“I would go back to Tuscany,” she said, clinging to him, burrowing into his neck so that her words were muffled. “I would buy a small farm and breed baby polyesters and shear them twice a year and sell the hair to make silk-soft cloth.”
“Polyester is a synthetic fabric,” Lincoln said.
Lucia’s hand came in contact with the leather of the holster nestling in the cavity in Lincoln’s lower back. She caressed the cold metal on the butt of the small-caliber automatic in the holster. “I will raise baby acrylics, then,” she said, annoyed at his nitpicking. Her fingers worked their way under the holster; when they reached the smooth scar of the healed wound she stopped dancing abruptly. “What gave you that?” she asked.
But Lincoln only murmured her night name, Paura, and she didn’t repeat the question.
Hanging out at the Kit Kat Klub the following night, Lincoln made a point of dancing with two other girls and taking the second one up to a room so that suspicion wouldn’t fall on Paura if he was compromised. Once in the room, the girl, a bleached blonde who called herself Monroe Marilyn, named her price. Lincoln counted out the bills and set them on the table. Monroe washed in a chipped bidet and insisted he wash too, and watched him to make sure he did. She took off the rest of her clothing except for a black lace brassiere, which she claimed to have bought in Paris, and stretched out on the mattress covered with a stained sheet, her legs apart, her eyes fixed on the filaments in the electric bulb dangling from the ceiling. In the bar below “Don’t Worry, Be Happy” started to play again on the jukebox. Lincoln shut his eyes and imagined he was making love to Paura. Under him, Marilyn moaned and cried out with pleasure; to Lincoln her sensual clatter came across as a recorded announcement, played over and over like the 45-rpm disk on the jukebox downstairs. He finished before “Don’t Worry, Be Happy” did.
“So you got your ashes hauled after all,” Leroy said when Lincoln came limping back to the booth and slid onto the banquette across from him. “You must of broken some kind of speed record. You need to get laid at least once a day not to be sex starved. The trick is to make it last as long as you can. That way you get more fuck for your buck.”
“You ought to write a lonely hearts column for the newspapers,” Lincoln said. “You could advise men how to solve their sexual problems.”
“I just may do that when I’m too old to take on the Federal gov’ment in Washington.”
“How old will you be when you’re too old for the good fight?”

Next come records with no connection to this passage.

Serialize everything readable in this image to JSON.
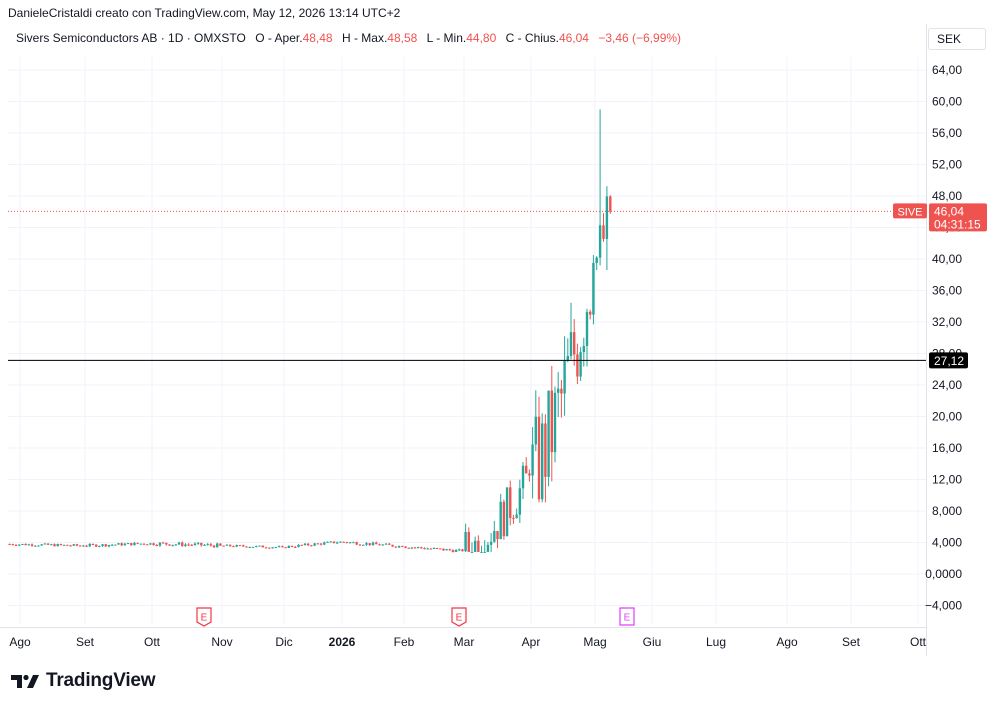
{
  "byline": "DanieleCristaldi creato con TradingView.com, May 12, 2026 13:14 UTC+2",
  "legend": {
    "title": "Sivers Semiconductors AB · 1D · OMXSTO",
    "open_label": "O - Aper.",
    "open": "48,48",
    "high_label": "H - Max.",
    "high": "48,58",
    "low_label": "L - Min.",
    "low": "44,80",
    "close_label": "C - Chius.",
    "close": "46,04",
    "change": "−3,46 (−6,99%)"
  },
  "currency": "SEK",
  "price_tag": {
    "symbol": "SIVE",
    "price": "46,04",
    "countdown": "04:31:15"
  },
  "level_tag": "27,12",
  "brand": "TradingView",
  "colors": {
    "up": "#26a69a",
    "down": "#ef5350",
    "level_line": "#000000",
    "earnings_past": "#f23645",
    "earnings_future": "#e040fb",
    "grid": "#f0f3fa"
  },
  "chart_data": {
    "type": "candlestick",
    "x_tick_labels": [
      "Ago",
      "Set",
      "Ott",
      "Nov",
      "Dic",
      "2026",
      "Feb",
      "Mar",
      "Apr",
      "Mag",
      "Giu",
      "Lug",
      "Ago",
      "Set",
      "Ott"
    ],
    "y_tick_labels": [
      "64,00",
      "60,00",
      "56,00",
      "52,00",
      "48,00",
      "44,00",
      "40,00",
      "36,00",
      "32,00",
      "28,00",
      "24,00",
      "20,00",
      "16,00",
      "12,00",
      "8,000",
      "4,000",
      "0,0000",
      "−4,000"
    ],
    "ylim": [
      -5.5,
      66
    ],
    "y_scale": "linear",
    "last_price": 46.04,
    "horizontal_level": 27.12,
    "earnings_markers": [
      {
        "label": "E",
        "date": "2025-10-22",
        "status": "past"
      },
      {
        "label": "E",
        "date": "2026-02-26",
        "status": "past"
      },
      {
        "label": "E",
        "date": "2026-05-14",
        "status": "upcoming"
      }
    ],
    "ohlc": [
      {
        "period": "Ago 2025",
        "open": 3.8,
        "high": 4.3,
        "low": 3.3,
        "close": 3.6
      },
      {
        "period": "Set 2025",
        "open": 3.6,
        "high": 4.5,
        "low": 3.4,
        "close": 3.9
      },
      {
        "period": "Ott 2025",
        "open": 3.9,
        "high": 4.8,
        "low": 3.3,
        "close": 3.6
      },
      {
        "period": "Nov 2025",
        "open": 3.6,
        "high": 4.0,
        "low": 3.1,
        "close": 3.4
      },
      {
        "period": "Dic 2025",
        "open": 3.4,
        "high": 4.4,
        "low": 3.3,
        "close": 4.1
      },
      {
        "period": "Gen 2026",
        "open": 4.1,
        "high": 4.5,
        "low": 3.3,
        "close": 3.5
      },
      {
        "period": "Feb 2026",
        "open": 3.5,
        "high": 3.8,
        "low": 2.6,
        "close": 2.9
      },
      {
        "period": "Mar 2026",
        "open": 2.9,
        "high": 15.6,
        "low": 2.8,
        "close": 12.5
      },
      {
        "period": "Apr 2026",
        "open": 12.5,
        "high": 40.5,
        "low": 9.1,
        "close": 39.5
      },
      {
        "period": "Mag 2026",
        "open": 39.5,
        "high": 59.0,
        "low": 38.6,
        "close": 46.04
      }
    ]
  }
}
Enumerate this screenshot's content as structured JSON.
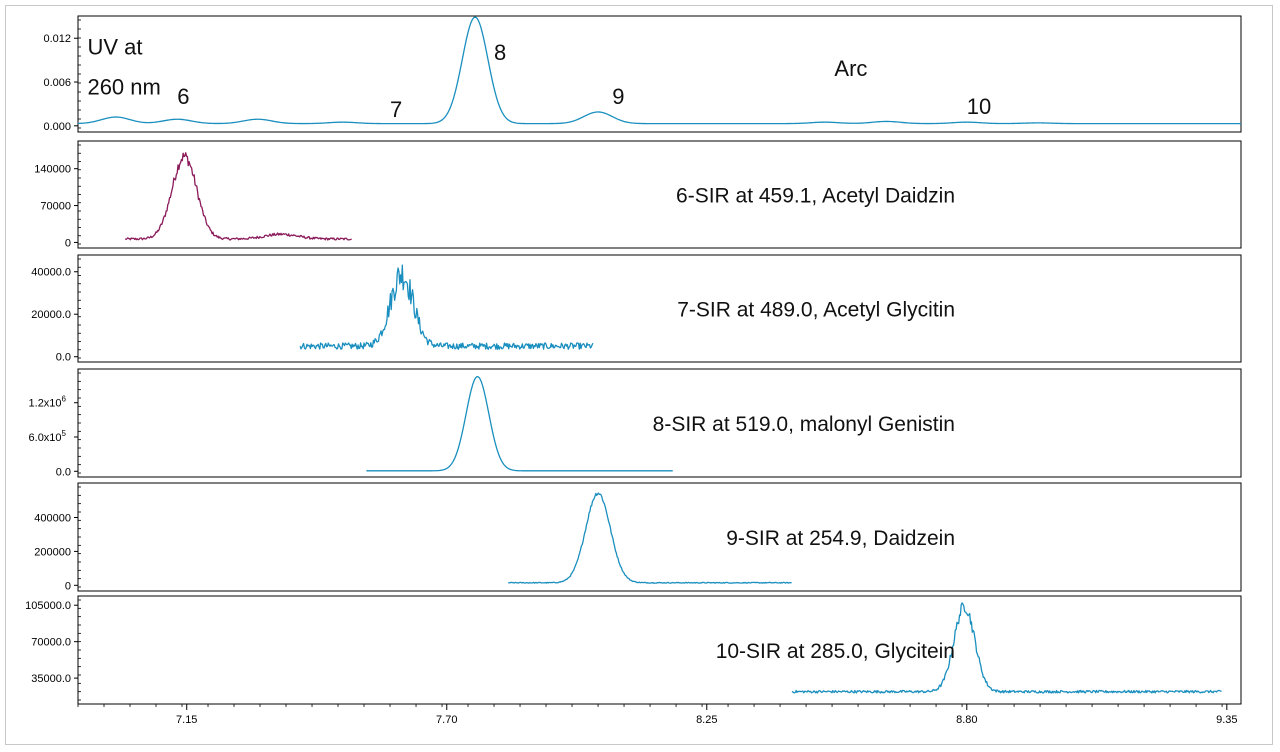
{
  "chart_data": {
    "type": "line",
    "x_axis": {
      "range": [
        6.92,
        9.38
      ],
      "ticks": [
        7.15,
        7.7,
        8.25,
        8.8,
        9.35
      ],
      "tick_labels": [
        "7.15",
        "7.70",
        "8.25",
        "8.80",
        "9.35"
      ]
    },
    "colors": {
      "uv": "#1a8fbf",
      "sir6": "#8b1a5a",
      "sir": "#1a8fbf"
    },
    "panels": [
      {
        "id": "uv",
        "title": "",
        "color_key": "uv",
        "ylim": [
          -0.0003,
          0.0145
        ],
        "yticks": [
          0.0,
          0.006,
          0.012
        ],
        "ytick_labels": [
          "0.000",
          "0.006",
          "0.012"
        ],
        "annotations": [
          {
            "text": "UV at",
            "x": 6.94,
            "y": 0.0098
          },
          {
            "text": "260 nm",
            "x": 6.94,
            "y": 0.0043
          },
          {
            "text": "6",
            "x": 7.13,
            "y": 0.003
          },
          {
            "text": "7",
            "x": 7.58,
            "y": 0.0012
          },
          {
            "text": "8",
            "x": 7.8,
            "y": 0.009
          },
          {
            "text": "9",
            "x": 8.05,
            "y": 0.003
          },
          {
            "text": "Arc",
            "x": 8.52,
            "y": 0.0068
          },
          {
            "text": "10",
            "x": 8.8,
            "y": 0.0016
          }
        ],
        "baseline": 0.0003,
        "xrange": [
          6.92,
          9.38
        ],
        "noise": 0,
        "peaks": [
          {
            "rt": 7.0,
            "height": 0.0009,
            "width": 0.03
          },
          {
            "rt": 7.13,
            "height": 0.0006,
            "width": 0.03
          },
          {
            "rt": 7.3,
            "height": 0.0006,
            "width": 0.03
          },
          {
            "rt": 7.48,
            "height": 0.0002,
            "width": 0.03
          },
          {
            "rt": 7.76,
            "height": 0.0146,
            "width": 0.027
          },
          {
            "rt": 8.02,
            "height": 0.0016,
            "width": 0.03
          },
          {
            "rt": 8.5,
            "height": 0.0002,
            "width": 0.03
          },
          {
            "rt": 8.63,
            "height": 0.0003,
            "width": 0.03
          },
          {
            "rt": 8.8,
            "height": 0.0002,
            "width": 0.03
          },
          {
            "rt": 8.95,
            "height": 0.0001,
            "width": 0.03
          }
        ]
      },
      {
        "id": "sir6",
        "title": "6-SIR at 459.1, Acetyl Daidzin",
        "color_key": "sir6",
        "ylim": [
          -3000,
          185000
        ],
        "yticks": [
          0,
          70000,
          140000
        ],
        "ytick_labels": [
          "0",
          "70000",
          "140000"
        ],
        "annotations": [],
        "baseline": 6500,
        "xrange": [
          7.02,
          7.5
        ],
        "noise": 2200,
        "peaks": [
          {
            "rt": 7.145,
            "height": 157000,
            "width": 0.026
          },
          {
            "rt": 7.35,
            "height": 9000,
            "width": 0.035
          }
        ]
      },
      {
        "id": "sir7",
        "title": "7-SIR at 489.0, Acetyl Glycitin",
        "color_key": "sir",
        "ylim": [
          -600,
          46000
        ],
        "yticks": [
          0,
          20000,
          40000
        ],
        "ytick_labels": [
          "0.0",
          "20000.0",
          "40000.0"
        ],
        "annotations": [],
        "baseline": 5000,
        "xrange": [
          7.39,
          8.01
        ],
        "noise": 1500,
        "peaks": [
          {
            "rt": 7.605,
            "height": 34000,
            "width": 0.024
          }
        ]
      },
      {
        "id": "sir8",
        "title": "8-SIR at 519.0, malonyl Genistin",
        "color_key": "sir",
        "ylim": [
          -30000,
          1720000
        ],
        "yticks": [
          0,
          600000,
          1200000
        ],
        "ytick_labels": [
          "0.0",
          "6.0x10",
          "1.2x10"
        ],
        "ytick_sups": [
          "",
          "5",
          "6"
        ],
        "annotations": [],
        "baseline": 8000,
        "xrange": [
          7.53,
          8.18
        ],
        "noise": 0,
        "peaks": [
          {
            "rt": 7.765,
            "height": 1650000,
            "width": 0.024
          }
        ]
      },
      {
        "id": "sir9",
        "title": "9-SIR at 254.9, Daidzein",
        "color_key": "sir",
        "ylim": [
          -10000,
          580000
        ],
        "yticks": [
          0,
          200000,
          400000
        ],
        "ytick_labels": [
          "0",
          "200000",
          "400000"
        ],
        "annotations": [],
        "baseline": 15000,
        "xrange": [
          7.83,
          8.43
        ],
        "noise": 2500,
        "peaks": [
          {
            "rt": 8.02,
            "height": 530000,
            "width": 0.026
          }
        ]
      },
      {
        "id": "sir10",
        "title": "10-SIR at 285.0, Glycitein",
        "color_key": "sir",
        "ylim": [
          14000,
          110000
        ],
        "yticks": [
          35000,
          70000,
          105000
        ],
        "ytick_labels": [
          "35000.0",
          "70000.0",
          "105000.0"
        ],
        "annotations": [],
        "baseline": 22000,
        "xrange": [
          8.43,
          9.34
        ],
        "noise": 1200,
        "peaks": [
          {
            "rt": 8.795,
            "height": 82000,
            "width": 0.022
          }
        ]
      }
    ]
  }
}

“Thirty, maybe. Maybe thirty.”
Around eleven, an old man wearing a long shabby overcoat and a threadbare scarf wound loosely around his thin neck came into the bar to sell lottery tickets. He had turned up the same hour every night since Lincoln had been hanging out at the Kit Kat. As he stepped through the door, the hookers dropped what they were doing to crowd around him, hunting for lucky numbers on the lottery slips attached to his clipboard. When they’d each bought a ticket that suited them, the girls drifted back to the tables or took up where they’d left off on the dance floor. The lottery vendor shuffled across the floor to a vacant booth not far from where Lincoln and Leroy were sitting. The mulatto waitress filled a tall glass with tap water and set it down in front of him. The old man half bowed to her from a sitting position—the gesture seemed to come from another world and another century. A new girl Lincoln had not seen before came down the steps behind a corpulent Lebanese client and, noticing the old man with the clipboard in the booth, hurried over to buy a ticket. When the music went silent, Lincoln could hear their voices—he could even make out what they were saying. The girl was asking when the drawing would be held and how she would know if she’d won anything. The old man told her that he kept the stubs attached to his clipboard for months. Each morning he tore the list of winning numbers from the newspaper, he said, and made it his business to personally seek out winners who had bought a ticket from him.
The idea of a hooker hoping to strike it rich from a lottery ticket intrigued Lincoln. He wondered if her pimp would take half the proceeds if she did win.
Leroy was listening to them also. He reached across the table and tapped Lincoln on the wrist. “The hell language they talking?” he wanted to know.
Lincoln hadn’t realized they were talking a foreign language until Leroy called his attention to it. “Not sure,” he replied, although, to his astonishment, he found that he knew very well. The old lottery vendor and the hooker were talking in Polish, which was the language Martin Odum’s mother had used when she told him bedtime stories in Jonestown, Pennsylvania, a lifetime ago.